Die Konsumenten halten den Wahnsinn am Laufen

Es mag stimmen, dass sich das Problem damit teilweise von den Produktions- zu den Konsumentenländern verlagern könnte. Aber es ist ein moralischer Unterschied, ob, wie in Mexiko, in einem Jahrzehnt 80 000 größtenteils unschuldige Menschen sterben, ob Honduras und El Salvador bluten, weil sie leider im Drogenkorridor zum Rio Grande liegen, ob der kolumbianische Bürgerkrieg wegen des Kokaingeschäfts verlängert wird - oder ob Kokser in New York, Paris und Berlin ihre Gesundheit aus freien Stücken ruinieren.

Es ist ohnehin höchste Zeit, mit der Mär aufzuräumen, die Konsumenten trügen nur eine kleine Mitschuld an den Drogenkriegen dieser Welt.
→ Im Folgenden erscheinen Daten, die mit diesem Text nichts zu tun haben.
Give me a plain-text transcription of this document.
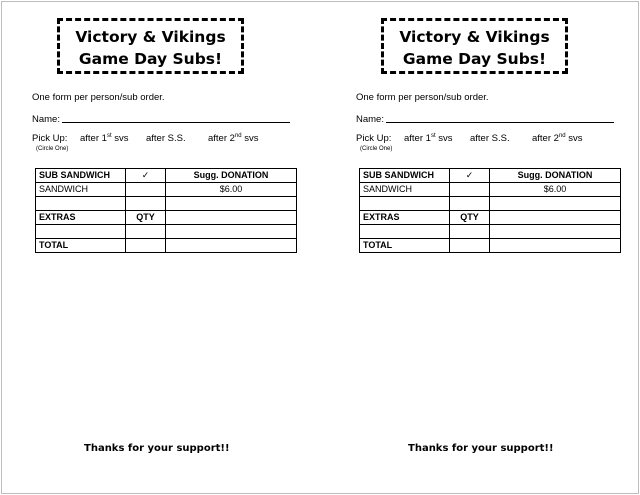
Victory & Vikings
Game Day Subs!
One form per person/sub order.
Name:
Pick Up: after 1st svs after S.S. after 2nd svs
(Circle One)
SUB SANDWICH	✓	Sugg. DONATION
SANDWICH		$6.00

EXTRAS	QTY	

TOTAL		
Thanks for your support!!
Victory & Vikings
Game Day Subs!
One form per person/sub order.
Name:
Pick Up: after 1st svs after S.S. after 2nd svs
(Circle One)
SUB SANDWICH	✓	Sugg. DONATION
SANDWICH		$6.00

EXTRAS	QTY	

TOTAL		
Thanks for your support!!
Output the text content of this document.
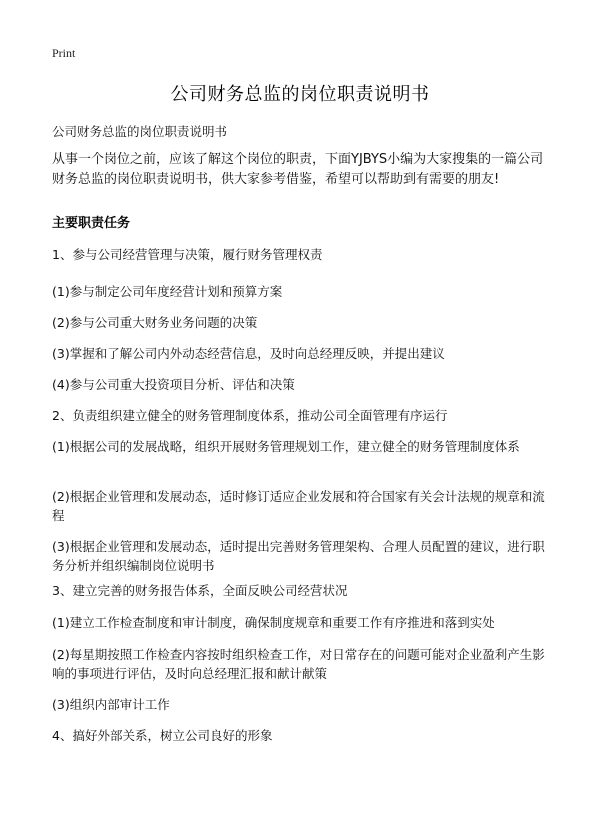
Print
公司财务总监的岗位职责说明书
公司财务总监的岗位职责说明书
从事一个岗位之前，应该了解这个岗位的职责，下面YJBYS小编为大家搜集的一篇公司财务总监的岗位职责说明书，供大家参考借鉴，希望可以帮助到有需要的朋友!
主要职责任务
1、参与公司经营管理与决策，履行财务管理权责
(1)参与制定公司年度经营计划和预算方案
(2)参与公司重大财务业务问题的决策
(3)掌握和了解公司内外动态经营信息，及时向总经理反映，并提出建议
(4)参与公司重大投资项目分析、评估和决策
2、负责组织建立健全的财务管理制度体系，推动公司全面管理有序运行
(1)根据公司的发展战略，组织开展财务管理规划工作，建立健全的财务管理制度体系
(2)根据企业管理和发展动态，适时修订适应企业发展和符合国家有关会计法规的规章和流程
(3)根据企业管理和发展动态，适时提出完善财务管理架构、合理人员配置的建议，进行职务分析并组织编制岗位说明书
3、建立完善的财务报告体系，全面反映公司经营状况
(1)建立工作检查制度和审计制度，确保制度规章和重要工作有序推进和落到实处
(2)每星期按照工作检查内容按时组织检查工作，对日常存在的问题可能对企业盈利产生影响的事项进行评估，及时向总经理汇报和献计献策
(3)组织内部审计工作
4、搞好外部关系，树立公司良好的形象
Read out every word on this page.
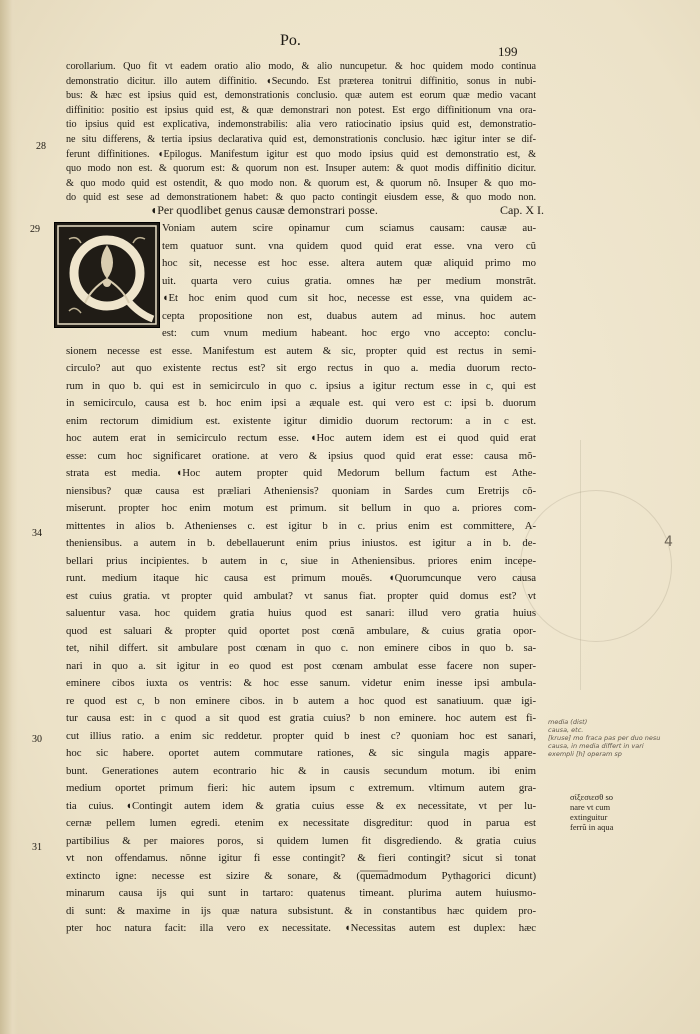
Po.
199
corollarium. Quo fit vt eadem oratio alio modo, & alio nuncupetur. & hoc quidem modo continua
demonstratio dicitur. illo autem diffinitio. ◖Secundo. Est præterea tonitrui diffinitio, sonus in nubi-
bus: & hæc est ipsius quid est, demonstrationis conclusio. quæ autem est eorum quæ medio vacant
diffinitio: positio est ipsius quid est, & quæ demonstrari non potest. Est ergo diffinitionum vna ora-
tio ipsius quid est explicativa, indemonstrabilis: alia vero ratiocinatio ipsius quid est, demonstratio-
ne situ differens, & tertia ipsius declarativa quid est, demonstrationis conclusio. hæc igitur inter se dif-
ferunt diffinitiones. ◖Epilogus. Manifestum igitur est quo modo ipsius quid est demonstratio est, &
quo modo non est. & quorum est: & quorum non est. Insuper autem: & quot modis diffinitio dicitur.
& quo modo quid est ostendit, & quo modo non. & quorum est, & quorum nõ. Insuper & quo mo-
do quid est sese ad demonstrationem habet: & quo pacto contingit eiusdem esse, & quo modo non.
28
◖Per quodlibet genus causæ demonstrari posse.	Cap. X I.
29	Voniam autem scire opinamur cum sciamus causam: causæ au-
tem quatuor sunt. vna quidem quod quid erat esse. vna vero cũ
hoc sit, necesse est hoc esse. altera autem quæ aliquid primo mo
uit. quarta vero cuius gratia. omnes hæ per medium monstrãt.
◖Et hoc enim quod cum sit hoc, necesse est esse, vna quidem ac-
cepta propositione non est, duabus autem ad minus. hoc autem
est: cum vnum medium habeant. hoc ergo vno accepto: conclu-
sionem necesse est esse. Manifestum est autem & sic, propter quid est rectus in semi-
circulo? aut quo existente rectus est? sit ergo rectus in quo a. media duorum recto-
rum in quo b. qui est in semicirculo in quo c. ipsius a igitur rectum esse in c, qui est
in semicirculo, causa est b. hoc enim ipsi a æquale est. qui vero est c: ipsi b. duorum
enim rectorum dimidium est. existente igitur dimidio duorum rectorum: a in c est.
hoc autem erat in semicirculo rectum esse. ◖Hoc autem idem est ei quod quid erat
esse: cum hoc significaret oratione. at vero & ipsius quod quid erat esse: causa mõ-
strata est media. ◖Hoc autem propter quid Medorum bellum factum est Athe-
niensibus? quæ causa est præliari Atheniensis? quoniam in Sardes cum Eretrijs cõ-
miserunt. propter hoc enim motum est primum. sit bellum in quo a. priores com-
mittentes in alios b. Athenienses c. est igitur b in c. prius enim est committere, A-
theniensibus. a autem in b. debellauerunt enim prius iniustos. est igitur a in b. de-
bellari prius incipientes. b autem in c, siue in Atheniensibus. priores enim incepe-
runt. medium itaque hic causa est primum mouẽs. ◖Quorumcunque vero causa
est cuius gratia. vt propter quid ambulat? vt sanus fiat. propter quid domus est? vt
saluentur vasa. hoc quidem gratia huius quod est sanari: illud vero gratia huius
quod est saluari & propter quid oportet post cœnã ambulare, & cuius gratia opor-
tet, nihil differt. sit ambulare post cœnam in quo c. non eminere cibos in quo b. sa-
nari in quo a. sit igitur in eo quod est post cœnam ambulat esse facere non super-
eminere cibos iuxta os ventris: & hoc esse sanum. videtur enim inesse ipsi ambula-
re quod est c, b non eminere cibos. in b autem a hoc quod est sanatiuum. quæ igi-
tur causa est: in c quod a sit quod est gratia cuius? b non eminere. hoc autem est fi-
cut illius ratio. a enim sic reddetur. propter quid b inest c? quoniam hoc est sanari,
hoc sic habere. oportet autem commutare rationes, & sic singula magis appare-
bunt. Generationes autem econtrario hic & in causis secundum motum. ibi enim
medium oportet primum fieri: hic autem ipsum c extremum. vltimum autem gra-
tia cuius. ◖Contingit autem idem & gratia cuius esse & ex necessitate, vt per lu-
cernæ pellem lumen egredi. etenim ex necessitate disgreditur: quod in parua est
partibilius & per maiores poros, si quidem lumen fit disgrediendo. & gratia cuius
vt non offendamus. nõnne igitur fi esse contingit? & fieri contingit? sicut si tonat
extincto igne: necesse est sizire & sonare, & (quemadmodum Pythagorici dicunt)
minarum causa ijs qui sunt in tartaro: quatenus timeant. plurima autem huiusmo-
di sunt: & maxime in ijs quæ natura subsistunt. & in constantibus hæc quidem pro-
pter hoc natura facit: illa vero ex necessitate. ◖Necessitas autem est duplex: hæc
34
30
31
media (dist)
causa, etc.
[kruse] mo fraca pas per duo nesu
causa, in media differt in vari
exempli [h] operam sp
σίξεσιεσθ so
nare vt cum
extinguitur
ferrũ in aqua
4
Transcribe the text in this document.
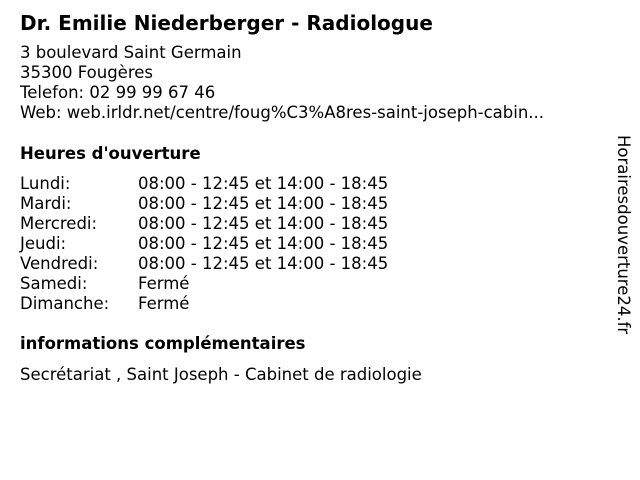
Dr. Emilie Niederberger - Radiologue
3 boulevard Saint Germain
35300 Fougères
Telefon: 02 99 99 67 46
Web: web.irldr.net/centre/foug%C3%A8res-saint-joseph-cabin...
Heures d'ouverture
Lundi:	08:00 - 12:45 et 14:00 - 18:45
Mardi:	08:00 - 12:45 et 14:00 - 18:45
Mercredi: 08:00 - 12:45 et 14:00 - 18:45
Jeudi:	08:00 - 12:45 et 14:00 - 18:45
Vendredi: 08:00 - 12:45 et 14:00 - 18:45
Samedi:	Fermé
Dimanche: Fermé
informations complémentaires
Secrétariat , Saint Joseph - Cabinet de radiologie
Horairesdouverture24.fr
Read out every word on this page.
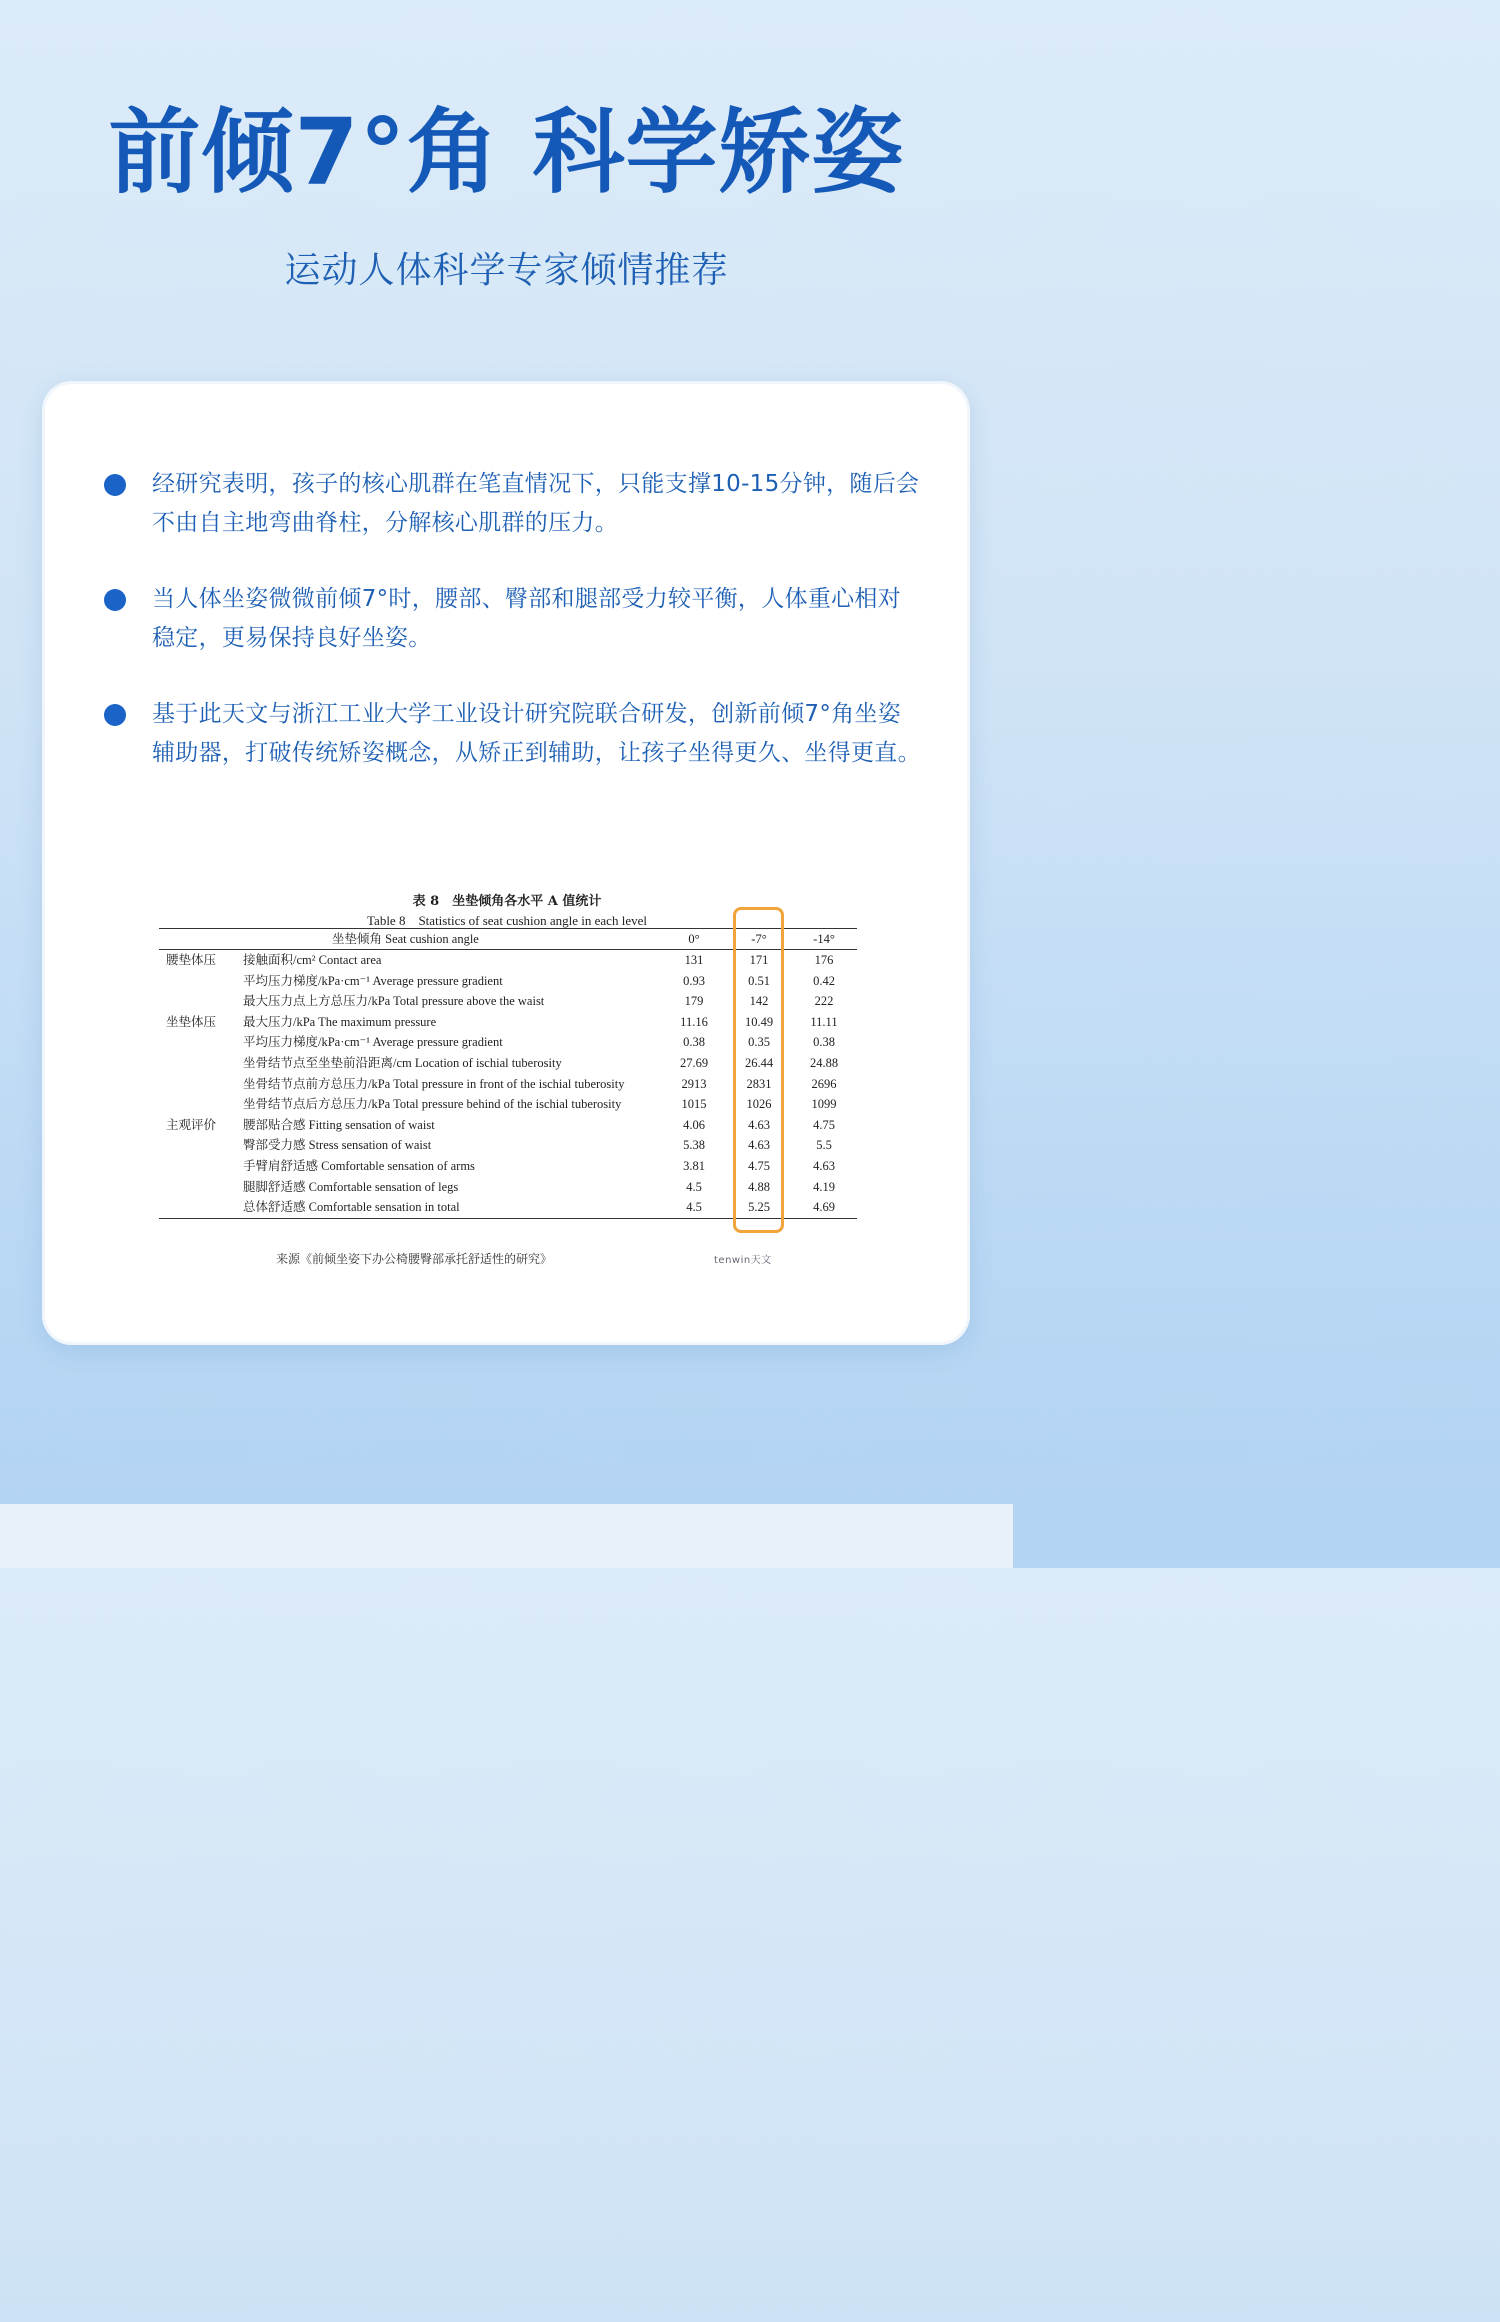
前倾7°角 科学矫姿
运动人体科学专家倾情推荐
经研究表明，孩子的核心肌群在笔直情况下，只能支撑10-15分钟，随后会不由自主地弯曲脊柱，分解核心肌群的压力。
当人体坐姿微微前倾7°时，腰部、臀部和腿部受力较平衡，人体重心相对稳定，更易保持良好坐姿。
基于此天文与浙江工业大学工业设计研究院联合研发，创新前倾7°角坐姿辅助器，打破传统矫姿概念，从矫正到辅助，让孩子坐得更久、坐得更直。
表 8　坐垫倾角各水平 A 值统计
Table 8　Statistics of seat cushion angle in each level
坐垫倾角 Seat cushion angle	0°	-7°	-14°
腰垫体压 接触面积/cm² Contact area	131	171	176
平均压力梯度/kPa·cm⁻¹ Average pressure gradient	0.93	0.51	0.42
最大压力点上方总压力/kPa Total pressure above the waist	179	142	222
坐垫体压 最大压力/kPa The maximum pressure	11.16	10.49	11.11
平均压力梯度/kPa·cm⁻¹ Average pressure gradient	0.38	0.35	0.38
坐骨结节点至坐垫前沿距离/cm Location of ischial tuberosity	27.69	26.44	24.88
坐骨结节点前方总压力/kPa Total pressure in front of the ischial tuberosity	2913	2831	2696
坐骨结节点后方总压力/kPa Total pressure behind of the ischial tuberosity	1015	1026	1099
主观评价 腰部贴合感 Fitting sensation of waist	4.06	4.63	4.75
臀部受力感 Stress sensation of waist	5.38	4.63	5.5
手臂肩舒适感 Comfortable sensation of arms	3.81	4.75	4.63
腿脚舒适感 Comfortable sensation of legs	4.5	4.88	4.19
总体舒适感 Comfortable sensation in total	4.5	5.25	4.69
来源《前倾坐姿下办公椅腰臀部承托舒适性的研究》	tenwin天文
Sie sind vielmehr diejenigen, die den ganzen Wahnsinn am Laufen halten. Kokain wird vor allem von den vergnügungssüchtigen und arbeitswütigen Mittel- und Oberschichten der Nordhalbkugel gekauft. Wenn man so will, von denselben Zielgruppen, die ihre diffusen Gewissensbisse gern mit Biofleisch, Freiland-Eiern und Fair-Trade-Kaffee beruhigen. Es kann nicht schaden, wenn mehr Menschen auf Ökomärkten einkaufen und Atomstrom abbestellen. Aber es schadet erheblich, wenn es dieselben Menschen weiter hinnehmen, dass in ihren Kreisen weiße Linien gezogen werden, sei es im Club oder im Büro. Illegale Drogen sind die am unfairsten gehandelten Produkte, die es gibt.